Importantly, our algorithm shows relatively high agreement for 2-class Wake/Sleep detection, which is a great advantage over actigraphy. Actigraphy is currently considered the most important clinical tool to obtain long-term, objective data on sleep-wake structure at home, despite its major limitation: its low ability to accurately detect wake.32 In the widely available consumer wearables, the sensitivity to estimate wake is catching up in healthy subjects, up to 83% in adolescents.36–38 However, the performance in sleep disordered patients still falls short.39,40 This highlights the importance for careful interpretation of data collected by these consumer devices. Users may be convinced of having a sleep disorder based on the feedback provided by the sleep tracker, even when this is not the case. This condition was recently coined orthosomnia and sleep clinics are increasingly confronted with this phenomenon.41 An opposite, potentially perverse effect of an insufficient performance is that sleep trackers may fail to detect the presence of clinically relevant sleep disruptions, falsely reassuring the user while a sleep disorder remains undiagnosed. An overview of recently published research on the ability to detect wake using actigraphy and consumer wearables can be found in the Supplementary data . These data show that our method achieved substantial improvements in performance compared to those available so far.

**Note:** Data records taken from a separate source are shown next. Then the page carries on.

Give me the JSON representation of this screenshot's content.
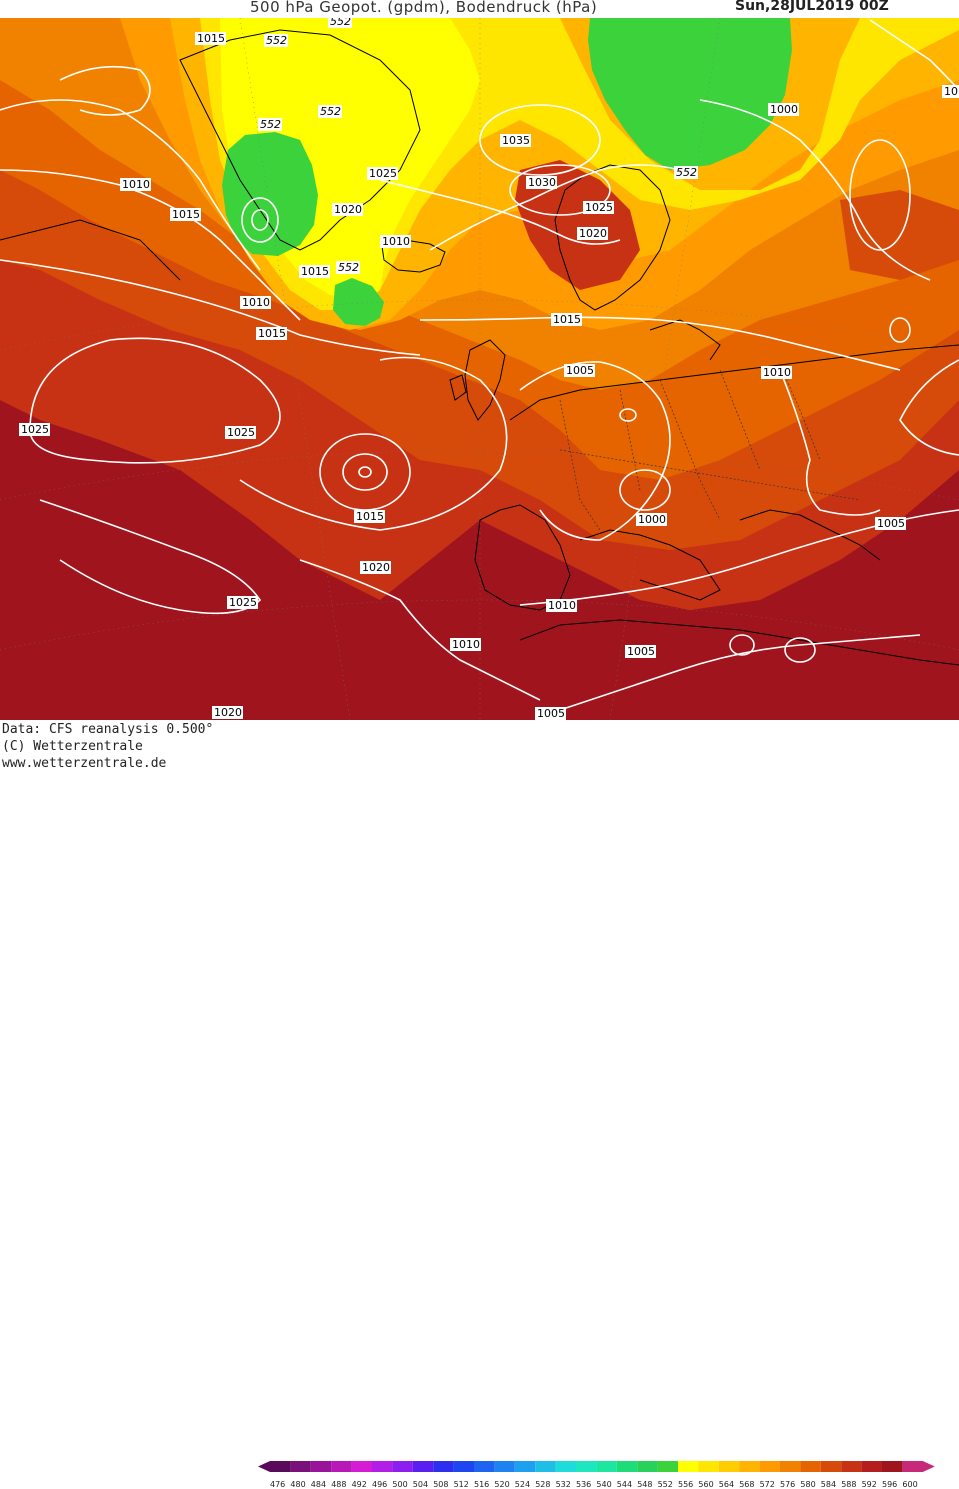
{
  "header": {
    "title": "500 hPa Geopot. (gpdm), Bodendruck (hPa)",
    "date": "Sun,28JUL2019  00Z"
  },
  "footer": {
    "line1": "Data: CFS reanalysis 0.500°",
    "line2": "(C) Wetterzentrale",
    "line3": "www.wetterzentrale.de"
  },
  "legend": {
    "values": [
      "476",
      "480",
      "484",
      "488",
      "492",
      "496",
      "500",
      "504",
      "508",
      "512",
      "516",
      "520",
      "524",
      "528",
      "532",
      "536",
      "540",
      "544",
      "548",
      "552",
      "556",
      "560",
      "564",
      "568",
      "572",
      "576",
      "580",
      "584",
      "588",
      "592",
      "596",
      "600"
    ],
    "colors": [
      "#5a0a5a",
      "#7a107a",
      "#9a149a",
      "#b818b8",
      "#d41cd4",
      "#b21ee6",
      "#8c1ef0",
      "#5a1ef0",
      "#2e2ef0",
      "#1e46f0",
      "#1e64f0",
      "#1e82f0",
      "#1ea0f0",
      "#1ebee6",
      "#1edcdc",
      "#1ee6be",
      "#1ee6a0",
      "#1edc78",
      "#28d25a",
      "#3cd23c",
      "#ffff00",
      "#ffe600",
      "#ffcd00",
      "#ffb400",
      "#ff9b00",
      "#f08200",
      "#e66400",
      "#d74b0a",
      "#c83214",
      "#b41e1e",
      "#a0141e",
      "#c8287a"
    ]
  },
  "map": {
    "geopotential_labels": [
      {
        "text": "552"
      },
      {
        "text": "552"
      },
      {
        "text": "552"
      },
      {
        "text": "552"
      },
      {
        "text": "552"
      },
      {
        "text": "552"
      }
    ],
    "pressure_labels": [
      {
        "text": "1015"
      },
      {
        "text": "1010"
      },
      {
        "text": "1015"
      },
      {
        "text": "1010"
      },
      {
        "text": "1015"
      },
      {
        "text": "1025"
      },
      {
        "text": "1025"
      },
      {
        "text": "1015"
      },
      {
        "text": "1020"
      },
      {
        "text": "1025"
      },
      {
        "text": "1020"
      },
      {
        "text": "1010"
      },
      {
        "text": "1015"
      },
      {
        "text": "1025"
      },
      {
        "text": "1030"
      },
      {
        "text": "1035"
      },
      {
        "text": "1025"
      },
      {
        "text": "1020"
      },
      {
        "text": "1015"
      },
      {
        "text": "1005"
      },
      {
        "text": "1010"
      },
      {
        "text": "1000"
      },
      {
        "text": "1000"
      },
      {
        "text": "1010"
      },
      {
        "text": "1005"
      },
      {
        "text": "1005"
      },
      {
        "text": "1020"
      },
      {
        "text": "1005"
      },
      {
        "text": "1010"
      },
      {
        "text": "1015"
      },
      {
        "text": "10"
      }
    ]
  }
}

Our algorithm had most difficulties with classifying sleep stage N1+N2 and N3 relative to all sleep stages. This phenomenon is quite similar to (dis)agreement between human scoring in the assessment of slow waves using electroencephalogram (EEG) signals.42 When using a classification model based on HRV, this problem is slightly different, but still comparable. It is difficult to establish from which point onward the parasympathetic tone, used as an autonomic hallmark for sleep stage N3, is strong enough to change the classification from sleep stage N2 to N3. These “continuous” changes in the autonomic spectrum remain an obvious limitation of the technology, at least when attempting to provide a surrogate to classical epoch-by-epoch PSG sleep staging.

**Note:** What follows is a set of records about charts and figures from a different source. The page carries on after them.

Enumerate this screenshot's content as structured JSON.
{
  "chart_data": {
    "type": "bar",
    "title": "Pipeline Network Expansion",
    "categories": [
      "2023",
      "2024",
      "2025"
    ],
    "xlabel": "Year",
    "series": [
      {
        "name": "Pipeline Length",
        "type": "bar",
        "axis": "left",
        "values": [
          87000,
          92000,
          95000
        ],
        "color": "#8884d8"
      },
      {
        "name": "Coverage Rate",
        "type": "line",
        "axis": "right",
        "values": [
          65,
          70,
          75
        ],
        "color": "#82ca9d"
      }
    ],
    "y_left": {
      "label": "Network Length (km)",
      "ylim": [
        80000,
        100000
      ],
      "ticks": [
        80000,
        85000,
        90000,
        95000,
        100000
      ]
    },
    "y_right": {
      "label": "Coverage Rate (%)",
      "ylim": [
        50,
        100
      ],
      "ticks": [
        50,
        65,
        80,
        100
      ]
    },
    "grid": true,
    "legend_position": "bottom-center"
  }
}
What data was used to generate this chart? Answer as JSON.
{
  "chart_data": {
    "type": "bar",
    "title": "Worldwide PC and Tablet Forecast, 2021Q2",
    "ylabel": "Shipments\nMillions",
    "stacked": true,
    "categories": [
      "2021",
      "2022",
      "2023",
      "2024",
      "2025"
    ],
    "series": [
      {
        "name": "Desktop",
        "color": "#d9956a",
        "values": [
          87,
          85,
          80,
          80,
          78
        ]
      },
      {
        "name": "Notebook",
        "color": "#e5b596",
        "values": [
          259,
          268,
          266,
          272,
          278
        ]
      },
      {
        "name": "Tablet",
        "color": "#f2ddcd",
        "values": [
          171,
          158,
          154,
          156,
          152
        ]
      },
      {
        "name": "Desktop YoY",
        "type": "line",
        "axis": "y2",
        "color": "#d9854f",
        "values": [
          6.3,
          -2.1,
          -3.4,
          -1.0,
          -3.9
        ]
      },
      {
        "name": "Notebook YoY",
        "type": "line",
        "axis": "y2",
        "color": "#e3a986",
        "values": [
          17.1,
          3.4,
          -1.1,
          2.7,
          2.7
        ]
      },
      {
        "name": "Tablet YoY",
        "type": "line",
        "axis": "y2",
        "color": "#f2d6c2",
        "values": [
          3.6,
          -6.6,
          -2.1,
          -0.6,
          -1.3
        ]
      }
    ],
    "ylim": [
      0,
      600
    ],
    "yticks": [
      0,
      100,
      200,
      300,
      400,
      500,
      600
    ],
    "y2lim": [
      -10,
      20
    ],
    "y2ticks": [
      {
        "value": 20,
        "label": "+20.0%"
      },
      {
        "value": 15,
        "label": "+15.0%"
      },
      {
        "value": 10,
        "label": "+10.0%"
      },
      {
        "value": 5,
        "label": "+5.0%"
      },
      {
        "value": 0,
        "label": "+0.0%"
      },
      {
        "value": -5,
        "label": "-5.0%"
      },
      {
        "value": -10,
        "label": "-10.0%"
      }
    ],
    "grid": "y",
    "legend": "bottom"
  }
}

Another important finding is that the algorithm sometimes shows difficulties with the detection of sleep fragmentation, despite the overall accurate representation of standard sleep architecture parameters. Short non-REM intrusions in REM sleep periods, for instance, are only occasionally detected by the algorithm (see illustrative fragmented REM sleep periods in Figure 1). Note that, according to the AASM scoring rules, a mixture of rapid eye-movements and spindles and/or K complexes should be scored as either stage REM or stage N2 depending on the actual occurrence of these events in the respective 30-second epochs.21 However, the algorithm identifies these sleep stages as REM sleep. Frequent stage shifts between N3 and N2 (see, eg, N3 sleep in patient B in Figure 1) are typically seen in periods where just about 20% of an epoch consists of slow wave activity as the threshold to score N3. The algorithm seems to be less sensitive to these borderline cases.

Conclusion

In summary, this study shows the ability of automatic sleep staging using PPG and accelerometer measurements obtained with a wrist-worn device, in children, adolescents and adults with a wide variety of sleep disorders. The results demonstrate the maturity of this technique and the opportunities for remote, clinical, long-term sleep monitoring. This may yield a significant change in the clinical approach to diagnosis and follow up of sleep disorders. In addition, it will allow a fundamentally new view on night-to-night variability of sleep as a basis for new pathophysiological insights.